Fotos: Amanda Baronio/Acervo

Ao ser questionada quando que virou uma prioridade o desempenho no jiu-jitsu, Amanda responde rindo: “quando eu comecei a ganhar todas as competições”. Ou seja: com mais ou menos três meses de treino. 

Trajetória fora da curva

“O mais normal é não ganhar na primeira competição”, conta Amanda. No jiu-jitsu, a pessoa precisa atravessar um ginásio com gritos de todos os lados, oito lutas acontecendo ao mesmo tempo e um cheiro forte de suor no ar — nada é rotineiro, nada inspira segurança. “Tenho certeza absoluta que o fato de eu ter feito vários anos de terapia na minha vida, antes desse momento, me ajudaram a me livrar dos estressores”, arrisca uma explicação. 

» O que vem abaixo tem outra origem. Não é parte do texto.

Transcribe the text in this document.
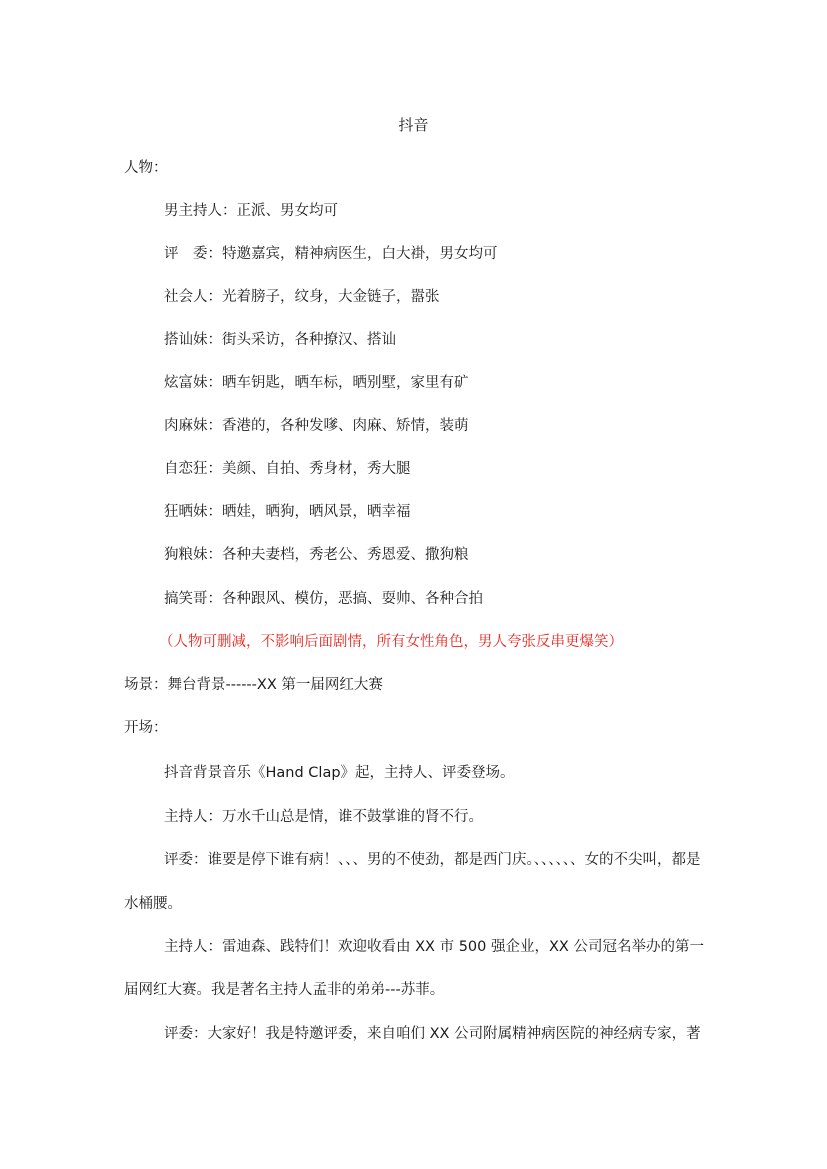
抖音
人物：
男主持人：正派、男女均可
评　委：特邀嘉宾，精神病医生，白大褂，男女均可
社会人：光着膀子，纹身，大金链子，嚣张
搭讪妹：街头采访，各种撩汉、搭讪
炫富妹：晒车钥匙，晒车标，晒别墅，家里有矿
肉麻妹：香港的，各种发嗲、肉麻、矫情，装萌
自恋狂：美颜、自拍、秀身材，秀大腿
狂晒妹：晒娃，晒狗，晒风景，晒幸福
狗粮妹：各种夫妻档，秀老公、秀恩爱、撒狗粮
搞笑哥：各种跟风、模仿，恶搞、耍帅、各种合拍
（人物可删减，不影响后面剧情，所有女性角色，男人夸张反串更爆笑）
场景：舞台背景------XX 第一届网红大赛
开场：
抖音背景音乐《Hand Clap》起，主持人、评委登场。
主持人：万水千山总是情，谁不鼓掌谁的肾不行。
评委：谁要是停下谁有病！、、、男的不使劲，都是西门庆。、、、、、、女的不尖叫，都是
水桶腰。
主持人：雷迪森、践特们！欢迎收看由 XX 市 500 强企业，XX 公司冠名举办的第一
届网红大赛。我是著名主持人孟非的弟弟---苏菲。
评委：大家好！我是特邀评委，来自咱们 XX 公司附属精神病医院的神经病专家，著
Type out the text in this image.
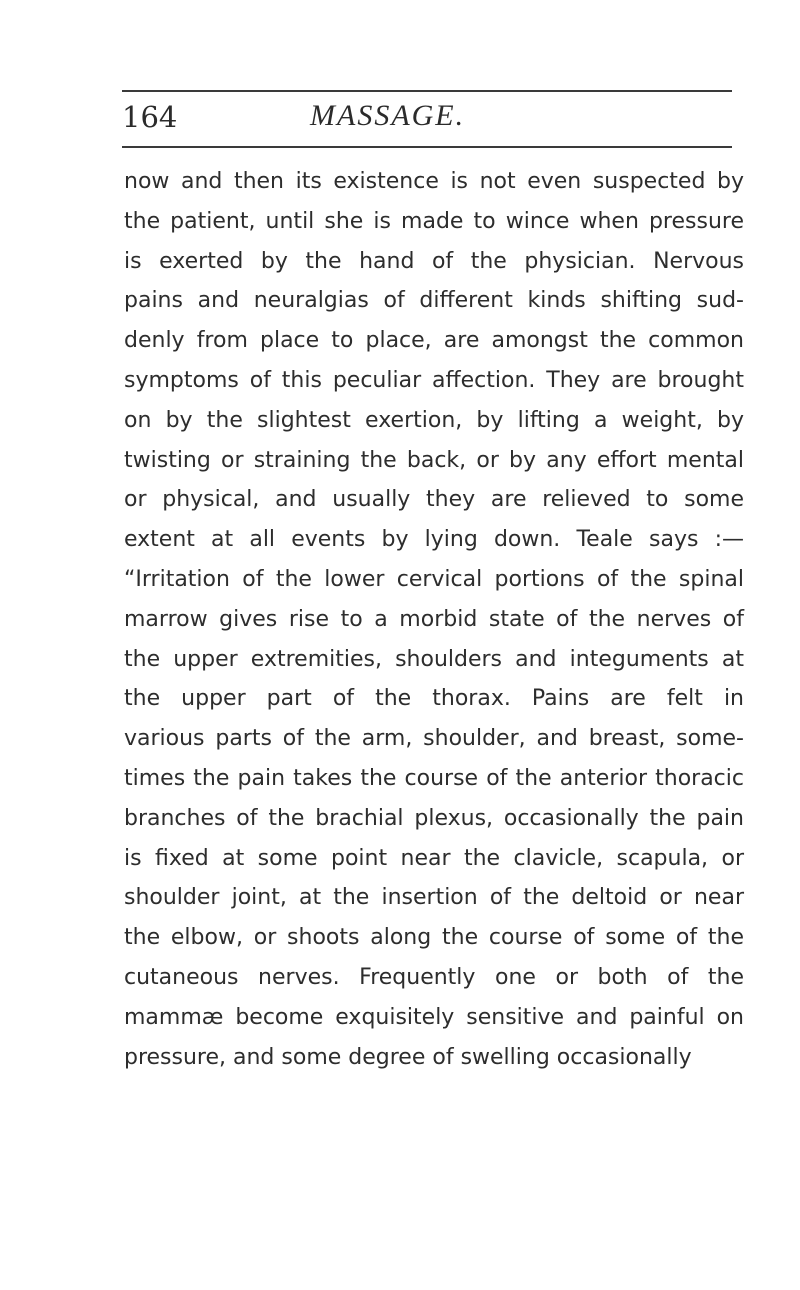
164	MASSAGE.
now and then its existence is not even suspected by
the patient, until she is made to wince when pressure
is exerted by the hand of the physician. Nervous
pains and neuralgias of different kinds shifting sud-
denly from place to place, are amongst the common
symptoms of this peculiar affection. They are brought
on by the slightest exertion, by lifting a weight, by
twisting or straining the back, or by any effort mental
or physical, and usually they are relieved to some
extent at all events by lying down. Teale says :—
“Irritation of the lower cervical portions of the spinal
marrow gives rise to a morbid state of the nerves of
the upper extremities, shoulders and integuments at
the upper part of the thorax. Pains are felt in
various parts of the arm, shoulder, and breast, some-
times the pain takes the course of the anterior thoracic
branches of the brachial plexus, occasionally the pain
is fixed at some point near the clavicle, scapula, or
shoulder joint, at the insertion of the deltoid or near
the elbow, or shoots along the course of some of the
cutaneous nerves. Frequently one or both of the
mammæ become exquisitely sensitive and painful on
pressure, and some degree of swelling occasionally
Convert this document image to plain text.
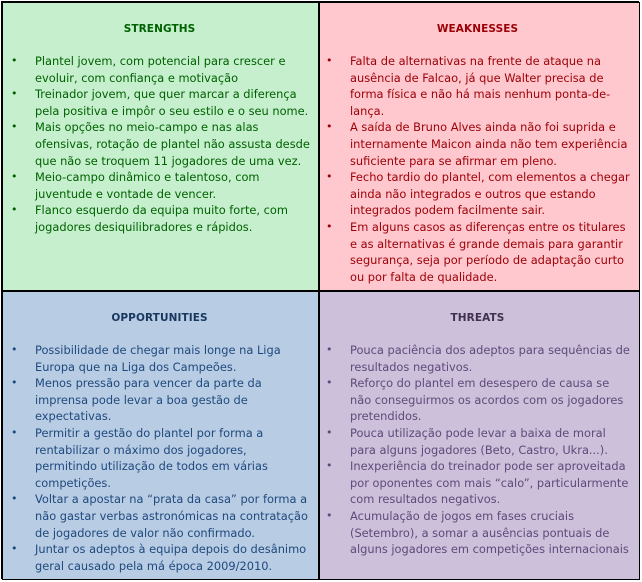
STRENGTHS
• Plantel jovem, com potencial para crescer e evoluir, com confiança e motivação
• Treinador jovem, que quer marcar a diferença pela positiva e impôr o seu estilo e o seu nome.
• Mais opções no meio-campo e nas alas ofensivas, rotação de plantel não assusta desde que não se troquem 11 jogadores de uma vez.
• Meio-campo dinâmico e talentoso, com juventude e vontade de vencer.
• Flanco esquerdo da equipa muito forte, com jogadores desiquilibradores e rápidos.
WEAKNESSES
• Falta de alternativas na frente de ataque na ausência de Falcao, já que Walter precisa de forma física e não há mais nenhum ponta-de-lança.
• A saída de Bruno Alves ainda não foi suprida e internamente Maicon ainda não tem experiência suficiente para se afirmar em pleno.
• Fecho tardio do plantel, com elementos a chegar ainda não integrados e outros que estando integrados podem facilmente sair.
• Em alguns casos as diferenças entre os titulares e as alternativas é grande demais para garantir segurança, seja por período de adaptação curto ou por falta de qualidade.
OPPORTUNITIES
• Possibilidade de chegar mais longe na Liga Europa que na Liga dos Campeões.
• Menos pressão para vencer da parte da imprensa pode levar a boa gestão de expectativas.
• Permitir a gestão do plantel por forma a rentabilizar o máximo dos jogadores, permitindo utilização de todos em várias competições.
• Voltar a apostar na “prata da casa” por forma a não gastar verbas astronómicas na contratação de jogadores de valor não confirmado.
• Juntar os adeptos à equipa depois do desânimo geral causado pela má época 2009/2010.
THREATS
• Pouca paciência dos adeptos para sequências de resultados negativos.
• Reforço do plantel em desespero de causa se não conseguirmos os acordos com os jogadores pretendidos.
• Pouca utilização pode levar a baixa de moral para alguns jogadores (Beto, Castro, Ukra...).
• Inexperiência do treinador pode ser aproveitada por oponentes com mais “calo”, particularmente com resultados negativos.
• Acumulação de jogos em fases cruciais (Setembro), a somar a ausências pontuais de alguns jogadores em competições internacionais
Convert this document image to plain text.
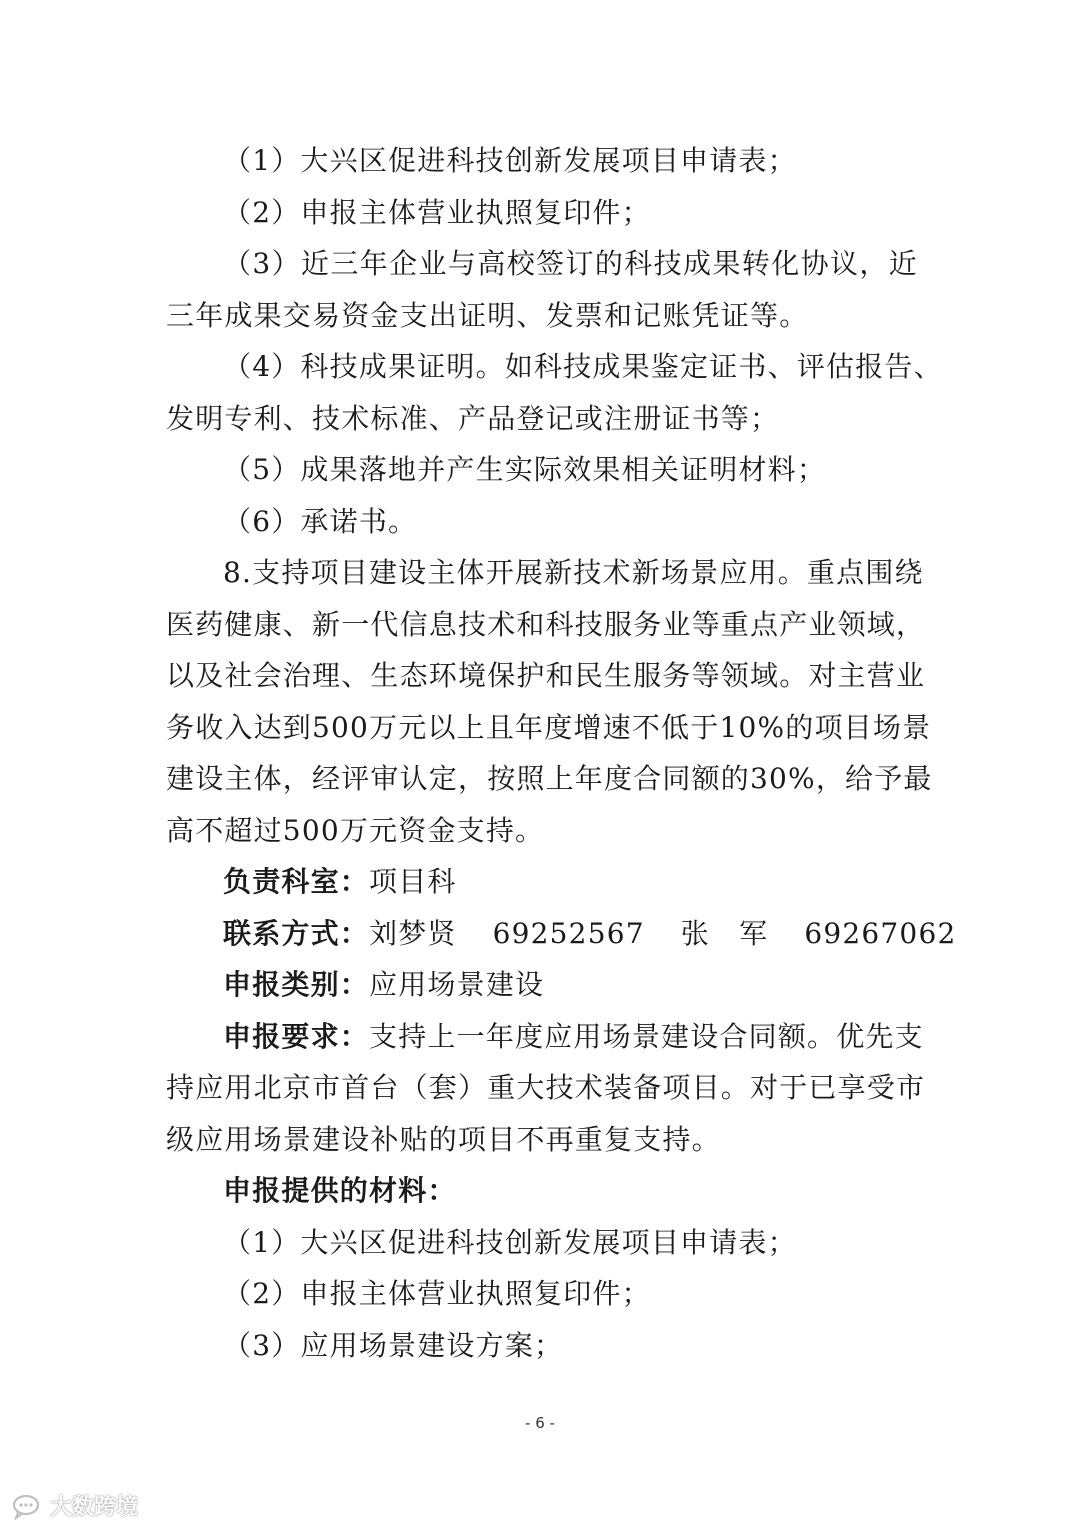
（1）大兴区促进科技创新发展项目申请表；
（2）申报主体营业执照复印件；
（3）近三年企业与高校签订的科技成果转化协议，近
三年成果交易资金支出证明、发票和记账凭证等。
（4）科技成果证明。如科技成果鉴定证书、评估报告、
发明专利、技术标准、产品登记或注册证书等；
（5）成果落地并产生实际效果相关证明材料；
（6）承诺书。
8.支持项目建设主体开展新技术新场景应用。重点围绕
医药健康、新一代信息技术和科技服务业等重点产业领域，
以及社会治理、生态环境保护和民生服务等领域。对主营业
务收入达到500万元以上且年度增速不低于10%的项目场景
建设主体，经评审认定，按照上年度合同额的30%，给予最
高不超过500万元资金支持。
负责科室：项目科
联系方式：刘梦贤 69252567 张　军 69267062
申报类别：应用场景建设
申报要求：支持上一年度应用场景建设合同额。优先支
持应用北京市首台（套）重大技术装备项目。对于已享受市
级应用场景建设补贴的项目不再重复支持。
申报提供的材料：
（1）大兴区促进科技创新发展项目申请表；
（2）申报主体营业执照复印件；
（3）应用场景建设方案；
- 6 -
大数跨境
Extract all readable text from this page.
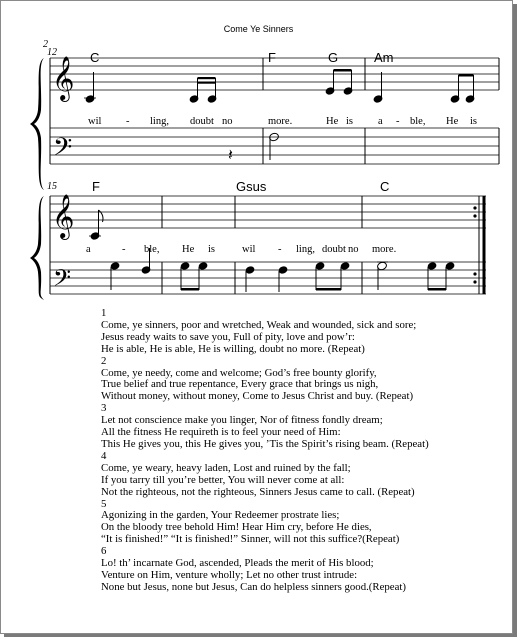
Come Ye Sinners
2
12
𝄞
𝄢
C	F	G	Am
wil - ling, doubt no	more.	He is a - ble, He is
𝄽
15
𝄞
𝄢
F	Gsus	C
a	- ble, He is	wil - ling, doubt no more.
1
Come, ye sinners, poor and wretched, Weak and wounded, sick and sore;
Jesus ready waits to save you, Full of pity, love and pow’r:
He is able, He is able, He is willing, doubt no more. (Repeat)
2
Come, ye needy, come and welcome; God’s free bounty glorify,
True belief and true repentance, Every grace that brings us nigh,
Without money, without money, Come to Jesus Christ and buy. (Repeat)
3
Let not conscience make you linger, Nor of fitness fondly dream;
All the fitness He requireth is to feel your need of Him:
This He gives you, this He gives you, ’Tis the Spirit’s rising beam. (Repeat)
4
Come, ye weary, heavy laden, Lost and ruined by the fall;
If you tarry till you’re better, You will never come at all:
Not the righteous, not the righteous, Sinners Jesus came to call. (Repeat)
5
Agonizing in the garden, Your Redeemer prostrate lies;
On the bloody tree behold Him! Hear Him cry, before He dies,
“It is finished!” “It is finished!” Sinner, will not this suffice?(Repeat)
6
Lo! th’ incarnate God, ascended, Pleads the merit of His blood;
Venture on Him, venture wholly; Let no other trust intrude:
None but Jesus, none but Jesus, Can do helpless sinners good.(Repeat)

Na primeira luta do primeiro campeonato, Amanda foi posta frente a frente com uma competidora com quatro graus a mais que ela. “São dois anos a mais de prática”, explicou. Ela pensou apenas em tentar sobreviver. 

A única ousadia que ela faria era tomar a iniciativa de agarrar a competidora e levar ela para o chão. Esse era seu objetivo e foi isso que ela repassou uma centena de vezes na própria cabeça na semana anterior. 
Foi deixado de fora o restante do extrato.